Egypt: Publish Fact-Finding Committee Report | Human Rights Watch | Égypte-actualités | Scoop.it

President Mohamed Morsy should mark the second anniversary of Egypt’s January 25, 2011 uprising by publishing and acting upon the findings of a fact-finding committee on accountability for security force abuses, Human Rights Watch said today. The committee reported to him in December 2012.

 

The president appointed the committee soon after he took office in June, following the acquittal of several senior security officials accused of responsibility for the killings of protesters during the uprising that toppled former President Hosni Mubarak. Two years later, those responsible for the killing of protesters in 2011 and subsequent incidents of police and military abuses and excessive use of force against protesters are walking free. Without accountability and the political will for serious reform of the security sector, there can be little hope of deterring future abuse, Human Rights Watch said.


 

“Two years after the uprising, prosecution failings, security agency cover-ups, and a failure of political will have conspired to deny justice to victims of government abuse,” said Sarah Leah Whitson, Middle East andNorth Africa director at Human Rights Watch. “It’s high time to end political compromise over accountability and to set the public record straight. Publishing this report about police and military force abuses is the first step.” (...)

 

Publication of the new report would be a step towards addressing the right of victims’ families to know the truth about the circumstances in which their relatives died, Human Rights Watch said. That should be possible without compromising the interests of justice – for example by withholding the names of those allegedly responsible while the allegations against them are rigorously investigated.”



Egypte actus's insight:

Police killed at least 846 protesters during the January 2011 protests, but only two police officers are serving time behind bars for those killings. A one-year trial resulted in life sentences for Mubarak and the former interior minister, Habib al-Adly, for failing to prevent the killing of protesters. But the four assistant interior ministers in daily command of police operations during the uprising were acquitted. The judge ruled that there was no convincing evidence to “prove that the death and injury of the victims were caused by police weapons,” instead finding “criminal elements” responsible.

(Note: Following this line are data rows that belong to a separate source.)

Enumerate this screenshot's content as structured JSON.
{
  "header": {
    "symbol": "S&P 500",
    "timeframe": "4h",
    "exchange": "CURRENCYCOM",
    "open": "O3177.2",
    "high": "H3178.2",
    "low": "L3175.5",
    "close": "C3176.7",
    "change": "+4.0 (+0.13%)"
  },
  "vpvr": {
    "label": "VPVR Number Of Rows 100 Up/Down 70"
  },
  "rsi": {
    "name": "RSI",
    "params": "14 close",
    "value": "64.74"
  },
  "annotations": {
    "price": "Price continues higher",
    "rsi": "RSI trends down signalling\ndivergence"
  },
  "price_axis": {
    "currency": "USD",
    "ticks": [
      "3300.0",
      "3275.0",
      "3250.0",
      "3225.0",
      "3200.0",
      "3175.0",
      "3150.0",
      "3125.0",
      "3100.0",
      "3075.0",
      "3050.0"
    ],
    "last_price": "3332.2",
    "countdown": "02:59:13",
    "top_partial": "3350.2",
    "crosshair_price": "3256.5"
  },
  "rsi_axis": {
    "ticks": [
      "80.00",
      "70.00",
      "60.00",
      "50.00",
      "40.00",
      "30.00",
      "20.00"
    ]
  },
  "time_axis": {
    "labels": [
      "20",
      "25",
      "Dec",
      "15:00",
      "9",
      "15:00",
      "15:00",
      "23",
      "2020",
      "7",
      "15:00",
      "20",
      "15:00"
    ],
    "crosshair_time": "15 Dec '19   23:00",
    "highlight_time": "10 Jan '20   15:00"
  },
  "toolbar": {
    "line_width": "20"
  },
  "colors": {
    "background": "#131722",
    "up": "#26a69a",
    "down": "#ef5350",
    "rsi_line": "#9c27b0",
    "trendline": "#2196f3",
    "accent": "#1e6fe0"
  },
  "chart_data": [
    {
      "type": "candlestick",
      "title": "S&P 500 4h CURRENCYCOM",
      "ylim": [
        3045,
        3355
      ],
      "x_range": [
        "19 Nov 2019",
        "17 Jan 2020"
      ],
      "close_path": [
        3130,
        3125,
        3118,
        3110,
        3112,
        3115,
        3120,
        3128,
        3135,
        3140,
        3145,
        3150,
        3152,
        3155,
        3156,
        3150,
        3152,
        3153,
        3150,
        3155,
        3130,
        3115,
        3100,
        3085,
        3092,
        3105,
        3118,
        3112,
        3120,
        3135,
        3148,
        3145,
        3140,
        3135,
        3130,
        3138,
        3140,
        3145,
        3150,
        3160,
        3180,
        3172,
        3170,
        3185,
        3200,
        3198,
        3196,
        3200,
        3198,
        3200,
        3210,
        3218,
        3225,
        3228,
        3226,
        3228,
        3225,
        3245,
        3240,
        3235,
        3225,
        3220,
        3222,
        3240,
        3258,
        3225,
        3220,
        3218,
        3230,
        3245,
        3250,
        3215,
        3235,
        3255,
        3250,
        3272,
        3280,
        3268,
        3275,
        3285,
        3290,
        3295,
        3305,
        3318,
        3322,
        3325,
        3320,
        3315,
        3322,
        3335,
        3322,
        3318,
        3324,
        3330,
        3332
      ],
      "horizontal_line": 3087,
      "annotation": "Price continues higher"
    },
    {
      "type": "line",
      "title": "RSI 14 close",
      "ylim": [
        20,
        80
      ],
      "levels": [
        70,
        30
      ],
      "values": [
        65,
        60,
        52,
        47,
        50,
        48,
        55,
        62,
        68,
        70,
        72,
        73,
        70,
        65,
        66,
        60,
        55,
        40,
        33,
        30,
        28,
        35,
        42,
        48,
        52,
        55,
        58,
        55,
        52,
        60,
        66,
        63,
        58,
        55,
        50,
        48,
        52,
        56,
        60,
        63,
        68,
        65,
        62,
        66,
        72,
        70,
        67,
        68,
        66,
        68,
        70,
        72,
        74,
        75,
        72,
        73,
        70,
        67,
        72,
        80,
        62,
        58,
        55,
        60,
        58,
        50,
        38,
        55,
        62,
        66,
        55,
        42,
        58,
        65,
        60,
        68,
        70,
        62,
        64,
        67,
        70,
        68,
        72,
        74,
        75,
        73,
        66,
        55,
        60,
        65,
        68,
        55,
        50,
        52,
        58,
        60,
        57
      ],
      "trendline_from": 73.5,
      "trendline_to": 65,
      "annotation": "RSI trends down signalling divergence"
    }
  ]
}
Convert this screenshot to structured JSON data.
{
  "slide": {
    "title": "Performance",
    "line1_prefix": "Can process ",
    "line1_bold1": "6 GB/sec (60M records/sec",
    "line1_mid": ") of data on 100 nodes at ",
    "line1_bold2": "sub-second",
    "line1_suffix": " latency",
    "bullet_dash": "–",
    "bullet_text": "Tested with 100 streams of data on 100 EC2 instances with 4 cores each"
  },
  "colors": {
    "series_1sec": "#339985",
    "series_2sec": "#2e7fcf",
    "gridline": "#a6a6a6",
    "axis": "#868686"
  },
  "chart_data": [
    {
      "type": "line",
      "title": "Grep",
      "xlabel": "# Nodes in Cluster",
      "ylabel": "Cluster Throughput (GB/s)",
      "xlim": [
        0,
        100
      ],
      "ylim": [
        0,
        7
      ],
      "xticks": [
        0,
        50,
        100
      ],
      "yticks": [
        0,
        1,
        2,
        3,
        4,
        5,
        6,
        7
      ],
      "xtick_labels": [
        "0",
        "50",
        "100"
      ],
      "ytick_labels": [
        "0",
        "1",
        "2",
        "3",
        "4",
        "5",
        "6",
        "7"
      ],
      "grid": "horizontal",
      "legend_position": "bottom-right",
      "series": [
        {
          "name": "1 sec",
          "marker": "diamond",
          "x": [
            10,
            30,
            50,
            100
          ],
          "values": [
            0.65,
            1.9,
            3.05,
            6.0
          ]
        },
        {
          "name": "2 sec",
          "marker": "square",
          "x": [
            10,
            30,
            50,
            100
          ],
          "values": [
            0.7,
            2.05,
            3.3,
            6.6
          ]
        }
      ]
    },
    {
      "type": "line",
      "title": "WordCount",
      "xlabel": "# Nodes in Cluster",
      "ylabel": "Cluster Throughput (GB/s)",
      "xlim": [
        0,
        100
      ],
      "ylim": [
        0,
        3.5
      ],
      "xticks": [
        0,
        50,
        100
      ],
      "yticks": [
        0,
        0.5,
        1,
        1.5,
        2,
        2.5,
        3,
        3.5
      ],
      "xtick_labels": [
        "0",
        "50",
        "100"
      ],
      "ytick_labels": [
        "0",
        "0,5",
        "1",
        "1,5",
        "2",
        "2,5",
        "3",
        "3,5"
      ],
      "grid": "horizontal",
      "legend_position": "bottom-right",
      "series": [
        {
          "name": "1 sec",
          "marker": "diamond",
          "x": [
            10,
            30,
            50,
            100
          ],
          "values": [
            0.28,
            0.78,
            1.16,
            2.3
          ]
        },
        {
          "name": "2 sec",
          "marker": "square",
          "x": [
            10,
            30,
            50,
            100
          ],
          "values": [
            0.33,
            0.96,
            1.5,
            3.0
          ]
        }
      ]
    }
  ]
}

The Court of Cassation, Egypt’s highest court, overturned the Mubarak verdict on January 13, 2013, citing procedural failings, and the acquitted former officials now face retrial. Ineffective investigations, security agency obstruction, and laws that give overly broad discretion to the police in using live gunfire meant that 27 of 36 other trials of middle-ranking and low-level police officers accused of killing protesters in the vicinity of police stations during the uprising have resulted in the acquittals. Only four trials have resulted in prison sentences, some suspended or imposed in absentia, with only two police officers serving time.

The fact-finding committee that Morsy appointed by decree last July was charged with gathering information and evidence about the killing and injury of demonstrators between January 25, 2011, and  June 30, 2012, and reviewing the “measures taken by executive branches of government and the extent to which they cooperated with the judicial authorities and any shortcomings that may exist.”

The committee said on its website that it had identified 19 separate incidents in which the police or military used excessive force or committed other violations against protesters. After it submitted its report in late December, Morsy forwarded it to the public prosecutor. The prosecutor appointed an investigatory team of 20 prosecutors, whose spokesman said on January 21 that the committee had revealed “14 new incidents” that prosecutors were investigating in “absolute secrecy.”